The smartest account of the past few bizarre, awful years in America is a movie you might not have heard of: Hello Dankness. It’s brilliant, it’s funny, and it’s made by a two-person team known as Soda Jerk—Australian-born siblings Dan and Dominique Angeloro, who are now based in New York. Masters of sampling, they’ve distilled our warped political and cultural reality—and how it’s felt to live through it—by seamlessly combining clips from movies, news, and memes into a feature-length creation. Film Forum in New York pounced on it for a theatrical run through September 28; The New York Times responded with a Critic’s Pick. Forget novelty mash-ups—Hello Dankness just might be a definitive summation of the 2016-2020 saga none of us has really processed.

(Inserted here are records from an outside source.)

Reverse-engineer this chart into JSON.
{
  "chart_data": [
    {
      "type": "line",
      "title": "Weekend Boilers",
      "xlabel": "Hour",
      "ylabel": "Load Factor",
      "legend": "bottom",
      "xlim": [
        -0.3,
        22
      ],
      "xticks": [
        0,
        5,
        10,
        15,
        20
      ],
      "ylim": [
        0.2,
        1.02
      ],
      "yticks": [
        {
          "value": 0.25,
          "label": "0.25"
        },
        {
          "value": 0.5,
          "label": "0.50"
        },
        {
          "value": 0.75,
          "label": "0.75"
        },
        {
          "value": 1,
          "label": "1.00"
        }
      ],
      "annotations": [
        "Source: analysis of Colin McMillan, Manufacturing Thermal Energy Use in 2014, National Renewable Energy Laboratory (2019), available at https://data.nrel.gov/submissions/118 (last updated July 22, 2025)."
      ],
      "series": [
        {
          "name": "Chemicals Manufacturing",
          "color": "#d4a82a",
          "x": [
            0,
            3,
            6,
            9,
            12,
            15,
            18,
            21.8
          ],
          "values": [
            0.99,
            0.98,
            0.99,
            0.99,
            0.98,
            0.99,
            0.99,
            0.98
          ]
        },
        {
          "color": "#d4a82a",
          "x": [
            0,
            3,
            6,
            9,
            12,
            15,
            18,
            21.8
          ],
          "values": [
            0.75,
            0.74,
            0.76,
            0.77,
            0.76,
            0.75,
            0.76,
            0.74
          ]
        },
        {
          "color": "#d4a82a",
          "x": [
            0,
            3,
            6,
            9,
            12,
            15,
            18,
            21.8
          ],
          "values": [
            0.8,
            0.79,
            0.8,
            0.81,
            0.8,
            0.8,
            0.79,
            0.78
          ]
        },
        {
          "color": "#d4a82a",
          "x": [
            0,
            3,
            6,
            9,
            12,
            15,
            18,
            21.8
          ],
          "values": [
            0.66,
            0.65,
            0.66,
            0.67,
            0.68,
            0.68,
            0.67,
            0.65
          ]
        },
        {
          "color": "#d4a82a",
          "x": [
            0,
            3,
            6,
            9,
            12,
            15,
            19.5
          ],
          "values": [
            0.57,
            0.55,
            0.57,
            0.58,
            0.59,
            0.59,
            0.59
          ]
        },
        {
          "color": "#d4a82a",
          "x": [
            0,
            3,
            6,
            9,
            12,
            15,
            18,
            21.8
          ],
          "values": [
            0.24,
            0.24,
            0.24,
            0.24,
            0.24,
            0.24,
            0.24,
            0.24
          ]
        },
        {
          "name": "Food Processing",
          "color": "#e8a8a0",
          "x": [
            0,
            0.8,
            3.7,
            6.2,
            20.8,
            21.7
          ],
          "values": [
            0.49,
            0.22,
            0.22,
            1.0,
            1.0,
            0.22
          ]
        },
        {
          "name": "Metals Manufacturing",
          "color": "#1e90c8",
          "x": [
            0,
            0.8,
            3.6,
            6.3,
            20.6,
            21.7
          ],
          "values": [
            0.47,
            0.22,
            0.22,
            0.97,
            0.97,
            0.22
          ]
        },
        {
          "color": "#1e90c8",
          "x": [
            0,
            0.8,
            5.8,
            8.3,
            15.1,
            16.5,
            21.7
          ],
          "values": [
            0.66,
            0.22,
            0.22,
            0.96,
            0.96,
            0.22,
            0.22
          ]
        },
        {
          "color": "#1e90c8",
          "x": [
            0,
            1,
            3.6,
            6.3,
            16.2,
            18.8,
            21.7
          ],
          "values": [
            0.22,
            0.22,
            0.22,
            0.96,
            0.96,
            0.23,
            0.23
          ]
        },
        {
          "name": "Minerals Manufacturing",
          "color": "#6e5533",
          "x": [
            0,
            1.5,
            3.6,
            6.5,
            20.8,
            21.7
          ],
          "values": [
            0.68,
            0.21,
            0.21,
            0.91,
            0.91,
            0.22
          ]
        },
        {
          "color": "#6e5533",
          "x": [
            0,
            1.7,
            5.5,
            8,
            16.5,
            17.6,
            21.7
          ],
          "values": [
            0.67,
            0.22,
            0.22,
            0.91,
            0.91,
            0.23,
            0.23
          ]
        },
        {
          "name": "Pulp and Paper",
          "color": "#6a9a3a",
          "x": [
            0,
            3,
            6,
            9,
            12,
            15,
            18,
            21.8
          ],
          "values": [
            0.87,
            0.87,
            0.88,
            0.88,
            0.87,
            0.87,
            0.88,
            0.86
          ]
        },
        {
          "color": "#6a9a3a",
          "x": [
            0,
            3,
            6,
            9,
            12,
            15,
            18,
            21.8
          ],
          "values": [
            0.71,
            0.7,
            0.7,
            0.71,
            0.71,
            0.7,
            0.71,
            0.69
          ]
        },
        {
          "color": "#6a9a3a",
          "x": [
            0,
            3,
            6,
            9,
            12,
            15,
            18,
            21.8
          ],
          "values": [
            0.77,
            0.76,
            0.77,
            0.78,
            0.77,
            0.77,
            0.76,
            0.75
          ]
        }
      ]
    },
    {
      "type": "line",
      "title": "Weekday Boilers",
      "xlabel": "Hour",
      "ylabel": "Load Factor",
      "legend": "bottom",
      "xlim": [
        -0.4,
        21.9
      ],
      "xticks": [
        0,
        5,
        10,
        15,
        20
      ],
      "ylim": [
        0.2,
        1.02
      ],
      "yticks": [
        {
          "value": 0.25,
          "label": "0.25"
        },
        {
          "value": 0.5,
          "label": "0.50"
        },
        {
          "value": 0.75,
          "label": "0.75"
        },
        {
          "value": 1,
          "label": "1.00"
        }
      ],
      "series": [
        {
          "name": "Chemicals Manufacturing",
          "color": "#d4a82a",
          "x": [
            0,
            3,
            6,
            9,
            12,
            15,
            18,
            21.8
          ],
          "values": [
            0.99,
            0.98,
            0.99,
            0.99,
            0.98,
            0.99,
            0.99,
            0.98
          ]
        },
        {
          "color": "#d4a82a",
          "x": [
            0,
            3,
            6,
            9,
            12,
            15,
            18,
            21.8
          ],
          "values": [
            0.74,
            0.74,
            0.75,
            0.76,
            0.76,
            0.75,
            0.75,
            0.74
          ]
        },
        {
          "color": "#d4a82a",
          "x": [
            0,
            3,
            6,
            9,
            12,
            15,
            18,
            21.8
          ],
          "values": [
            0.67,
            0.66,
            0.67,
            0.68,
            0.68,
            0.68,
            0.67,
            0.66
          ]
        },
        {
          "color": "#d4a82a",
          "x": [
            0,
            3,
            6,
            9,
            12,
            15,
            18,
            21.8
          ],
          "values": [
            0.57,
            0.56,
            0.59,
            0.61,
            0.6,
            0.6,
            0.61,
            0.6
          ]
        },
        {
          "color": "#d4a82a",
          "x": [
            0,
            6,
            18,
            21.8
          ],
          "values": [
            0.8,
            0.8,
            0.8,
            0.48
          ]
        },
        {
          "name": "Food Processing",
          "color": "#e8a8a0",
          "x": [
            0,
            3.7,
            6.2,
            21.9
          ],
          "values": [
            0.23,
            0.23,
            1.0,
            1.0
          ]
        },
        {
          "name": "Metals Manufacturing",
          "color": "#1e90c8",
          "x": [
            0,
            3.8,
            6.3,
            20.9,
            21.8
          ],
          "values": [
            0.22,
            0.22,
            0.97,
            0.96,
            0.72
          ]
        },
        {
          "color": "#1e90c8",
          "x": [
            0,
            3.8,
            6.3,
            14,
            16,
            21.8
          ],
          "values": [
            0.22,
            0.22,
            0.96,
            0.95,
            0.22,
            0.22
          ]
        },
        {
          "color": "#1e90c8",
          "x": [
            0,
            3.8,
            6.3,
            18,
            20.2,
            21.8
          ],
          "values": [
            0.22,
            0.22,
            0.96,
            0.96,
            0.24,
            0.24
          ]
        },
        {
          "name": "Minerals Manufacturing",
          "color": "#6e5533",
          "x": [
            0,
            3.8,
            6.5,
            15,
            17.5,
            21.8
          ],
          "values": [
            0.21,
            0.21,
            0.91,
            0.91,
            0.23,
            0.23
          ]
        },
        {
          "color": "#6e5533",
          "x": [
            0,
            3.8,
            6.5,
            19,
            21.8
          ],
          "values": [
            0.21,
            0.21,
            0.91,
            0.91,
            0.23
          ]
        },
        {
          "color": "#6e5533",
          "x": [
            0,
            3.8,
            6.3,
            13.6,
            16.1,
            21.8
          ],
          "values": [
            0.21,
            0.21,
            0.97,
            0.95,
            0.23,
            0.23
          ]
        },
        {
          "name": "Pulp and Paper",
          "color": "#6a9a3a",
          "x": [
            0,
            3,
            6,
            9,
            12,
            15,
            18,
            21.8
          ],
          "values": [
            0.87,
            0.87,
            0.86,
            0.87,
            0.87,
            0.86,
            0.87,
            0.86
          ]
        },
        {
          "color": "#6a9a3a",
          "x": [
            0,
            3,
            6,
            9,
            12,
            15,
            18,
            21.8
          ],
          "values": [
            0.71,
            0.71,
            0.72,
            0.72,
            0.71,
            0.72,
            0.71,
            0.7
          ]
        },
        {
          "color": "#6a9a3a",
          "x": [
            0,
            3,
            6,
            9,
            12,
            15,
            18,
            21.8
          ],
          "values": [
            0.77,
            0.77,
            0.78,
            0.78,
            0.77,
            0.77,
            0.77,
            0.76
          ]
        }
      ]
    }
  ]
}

“It was really about how weird that all felt in 2016,” the pair said about the rise of Trump. “When we embarked on it, we didn’t know the pandemic would happen, and we didn’t anticipate the shitshow of events that unfolded afterward.” They felt the need to set down a record of the era—a “psychic ledger.” In Hello Dankness, a first encounter with MAGA folk is hilariously portrayed with clips of Tom Hanks (from The Burbs) nervously checking out his new neighbors, an ominous house where a “Hillary for Prison” sign sits in the window (thanks to Soda Jerk’s clever digital alterations). Matching different clips, Reyn Doi from Barb and Star Go to Vista Del Mar pedals along on a bike, delivering newspapers, while Wayne and Garth wander the street, affiliation unknown.
Soda Jerk started in the music and activist worlds of Sydney, after growing up in the suburbs. Appropriation was the move: experimental hip-hop and noisecore, Napster music-sharing, artist squats, and seizing real estate were all fair game. “That’s really where our practice emerged—the politics of sampling,” they said, calling it “a form of civil disobedience.” The duo teamed up creatively to make an IP battle royale called Hollywood Burn (2002), then came to New York in 2012, where they found home in the film community. “We joined Spectacle Theater collective, which runs a microcinema in Brooklyn, and met a community of cinephiles that have kept us there ever since.”
Video installations in museums and galleries first showed Soda Jerk’s work, but the siblings fixated on feature-length filmmaking with Terror Nullius (2018)—a wild anticolonial dismantling of Australian history and culture that one funder called “un-Australian.” The experience of sustaining a work and an audience at this length was a turning point. “People will go to a cinema and watch it from beginning to end—none of this gallery bullshit where they walk in and walk out,” they said. Hello Dankness followed—incorporating and critiquing Internet influences while expanding to encompass the pandemic’s abyss—and premiered at the prestigious Berlin Film Festival, then New York’s cutting-edge new fest Prismatic Ground, before the Film Forum run.
Soda Jerk spoke with me over video from a hotel in South Korea, where they were jurors at the Seoul International Women’s Film Festival for its 25th edition. Audiences had questions about Hello Dankness, they said, but “you realize these things are so collective for so many people.” That’s precisely the genius behind Soda Jerk’s style of sampling: these aren’t disposable meme-style references, but a harnessing of the expressive power within the original movies to new purposes. In this way, Hello Dankness works on multiple levels. Hanks’s shuffling haplessness in The Burbs is the perfect look for a well-meaning voter overwhelmed by electoral forces that feel aggressive. The suburban setting bespeaks actual voter bases, according to each character’s vibe and manner: Hanks is a Bernie voter, Annette Bening from American Beauty stumps for Hillary, while Wayne and Garth… maybe you don’t want to know. Later, dazed daytime scenes from A Nightmare on Elm Street capture the unreality of soldiering on in the face of the pandemic and, well, everything else.
Creating Hello Dankness was a constant process of clip-and-idea formation, with the timeline of current events providing a spine. “We have these whiteboards in our studio, representing the different acts and chapters, and they’re constantly being reworked in terms of plotlines,” Soda Jerk said. Genre films were effective for representing “the complete rupture to the everyday.” Stoner postapocalyptic comedy This Is the End, for example, gets new life by representing the shock of Trump’s 2016 victory.
The artistic teamwork of Soda Jerk feels inspired—and inspiring. “We’re both in the studio every day. Cutting the edit, doing all of the sampling and generative stuff together.” (I manage to coax out one difference: Dan rotoscopes—the act of digitally masking footage in a sample frame-by-frame—till the cows come home, but hates doing emails.) Next up: a joyous “Big gay film.” They welcome the change of pace. “Hello Dankness has a vexed relationship to hope,” the pair said. “We don’t even know if hope is the thing we need right now. Hope doesn’t kick your ass.” Words to live by in these times—and with Hello Dankness, a visual vocabulary to make sense of it all.